Saciando a fome de conhecimento
Em comunidades periféricas, uma série de desafios e necessidades é enfrentada, rotineiramente, e as ocorrências negativas, causadas por motivos diversos, ficam mais evidentes do que as positivas. Geralmente discriminados pela cor da pele, os moradores dessas localidades têm o seu caráter colocado em dúvida antes mesmo que qualquer fato possa vir a comprovar o contrário. Neste contexto de carências e dificuldades, cada um luta pela sobrevivência buscando uma melhor qualidade de vida para si e os seus familiares.
Após 90 anos do surgimento da comunidade Caranguejo Tabaiares, localizada na Zona Oeste do Recife entre os bairros de Afogados, Joana Bezerra e Ilha do Retiro, há 18 anos foi plantada uma semente de esperança para que, no futuro, pudessem ser colhidos bons frutos: uma Biblioteca comunitária, primeiro equipamento que surge como oportunidade de transformação e melhoria nas relações afetivas e efetivas dos moradores, através dos livros.
É sabido que, numa sociedade de classes como a que vivemos, o acesso ao conhecimento não é um direito garantido a todas as pessoas. Formadas em sua maioria por negros, que não tiveram acesso à educação formal, as comunidades mesmo assim cultivam a esperança num mundo mais justo e humano para os seus filhos e netos, demonstrando resiliência às adversidades.
Muitos frequentadores, em sua maioria crianças e jovens que sonham em chegar à universidade, preferem buscar o conhecimento no anonimato, deixando de fazer o devido cadastramento na Biblioteca. Por terem que priorizar o trabalho para ajudar a família a sobreviver, o objetivo de fazer um curso superior quase sempre é deixado para trás, o que vem a confirmar o alto índice de evasão escolar nas periferias dos grandes centros urbanos. Na comunidade Caranguejo Tabaiares existe um diferencial, que é o acesso aos livros de Literatura, História, Filosofia, Geografia e Artes, garantido à população, graças ao empenho de um grupo de moradores com mais condições de implementar um projeto de desenvolvimento cultural, a partir da leitura e reflexão, visando também o desenvolvimento da escrita.

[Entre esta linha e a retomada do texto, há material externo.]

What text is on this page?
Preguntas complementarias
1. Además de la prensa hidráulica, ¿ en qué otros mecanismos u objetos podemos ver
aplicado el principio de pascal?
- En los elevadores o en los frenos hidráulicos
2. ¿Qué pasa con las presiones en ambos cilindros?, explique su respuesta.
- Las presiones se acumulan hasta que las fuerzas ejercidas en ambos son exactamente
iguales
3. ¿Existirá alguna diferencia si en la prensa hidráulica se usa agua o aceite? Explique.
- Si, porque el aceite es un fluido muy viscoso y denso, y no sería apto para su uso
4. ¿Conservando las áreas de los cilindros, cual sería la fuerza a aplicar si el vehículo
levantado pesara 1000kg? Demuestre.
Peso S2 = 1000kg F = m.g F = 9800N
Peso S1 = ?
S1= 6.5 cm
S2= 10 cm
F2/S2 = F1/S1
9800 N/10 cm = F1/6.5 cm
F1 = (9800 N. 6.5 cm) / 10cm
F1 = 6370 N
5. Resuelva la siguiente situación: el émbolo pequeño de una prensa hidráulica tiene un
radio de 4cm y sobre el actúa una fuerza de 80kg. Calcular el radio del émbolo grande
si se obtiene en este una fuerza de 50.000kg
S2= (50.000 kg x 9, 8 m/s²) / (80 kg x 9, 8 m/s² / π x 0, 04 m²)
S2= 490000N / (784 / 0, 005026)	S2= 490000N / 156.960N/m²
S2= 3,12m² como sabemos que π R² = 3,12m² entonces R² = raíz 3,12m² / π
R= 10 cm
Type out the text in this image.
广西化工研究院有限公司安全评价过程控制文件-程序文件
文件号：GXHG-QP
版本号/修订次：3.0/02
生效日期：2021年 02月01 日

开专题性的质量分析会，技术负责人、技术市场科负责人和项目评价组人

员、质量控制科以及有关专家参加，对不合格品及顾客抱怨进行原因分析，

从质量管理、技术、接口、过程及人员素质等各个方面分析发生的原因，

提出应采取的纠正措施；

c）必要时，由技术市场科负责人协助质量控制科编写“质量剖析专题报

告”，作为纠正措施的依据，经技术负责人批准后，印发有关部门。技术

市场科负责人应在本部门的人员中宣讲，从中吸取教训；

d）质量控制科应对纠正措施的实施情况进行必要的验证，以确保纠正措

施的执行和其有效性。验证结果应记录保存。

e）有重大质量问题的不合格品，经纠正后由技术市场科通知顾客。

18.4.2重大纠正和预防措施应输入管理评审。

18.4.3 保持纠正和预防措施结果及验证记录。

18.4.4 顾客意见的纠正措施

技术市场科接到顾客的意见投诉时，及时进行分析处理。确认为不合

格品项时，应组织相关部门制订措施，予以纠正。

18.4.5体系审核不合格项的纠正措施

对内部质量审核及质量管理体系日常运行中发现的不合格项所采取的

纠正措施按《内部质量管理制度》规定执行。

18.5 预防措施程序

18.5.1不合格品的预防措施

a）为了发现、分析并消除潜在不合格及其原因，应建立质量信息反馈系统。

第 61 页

O projeto de implantação das bibliotecas em comunidades periféricas enfrenta um grande desafio, que é a ausência do hábito da leitura e da escrita entre os seus moradores. Este espaço de convivência com os livros vem se mostrando favorável ao acesso à produção intelectual de grandes autores. Com eles é possível viajar sem sair do lugar, estimular a criatividade, interagir com outras culturas, desenvolver a empatia e o espírito crítico tão necessário ao desenvolvimento de uma leitura correta de mundo.
É possível afirmar que, entre os frutos colhidos nesses anos de atividades da Biblioteca Comunitária Caranguejo Tabaiares, está o despertar do gosto pela leitura e o hábito saudável que passou a fazer parte do cotidiano dos moradores. Dessa forma, a fome de nove décadas está sendo saciada pelos sabores e saberes contidos nos livros. E o conhecimento adquirido será transmitido de geração em geração na construção do novo tempo, onde a dor e a miséria ficarão no passado como ensinamento para que não venham a se repetir no futuro.
Reginaldo Pereira
Morador da Comunidade Caranguejo Tabaiares, filho de Cícero e Cícera; tem quatro irmãos e três irmãs. É casado com Adilene e é pai de Lívia Maria. Sua formação é em Administração. É Educador Social e coordenador da Biblioteca Comunitária Caranguejo Tabaiares.
Respostas de 5
“A educação muda as pessoas e as pessoas transformam o mundo ” (Paulo Freire)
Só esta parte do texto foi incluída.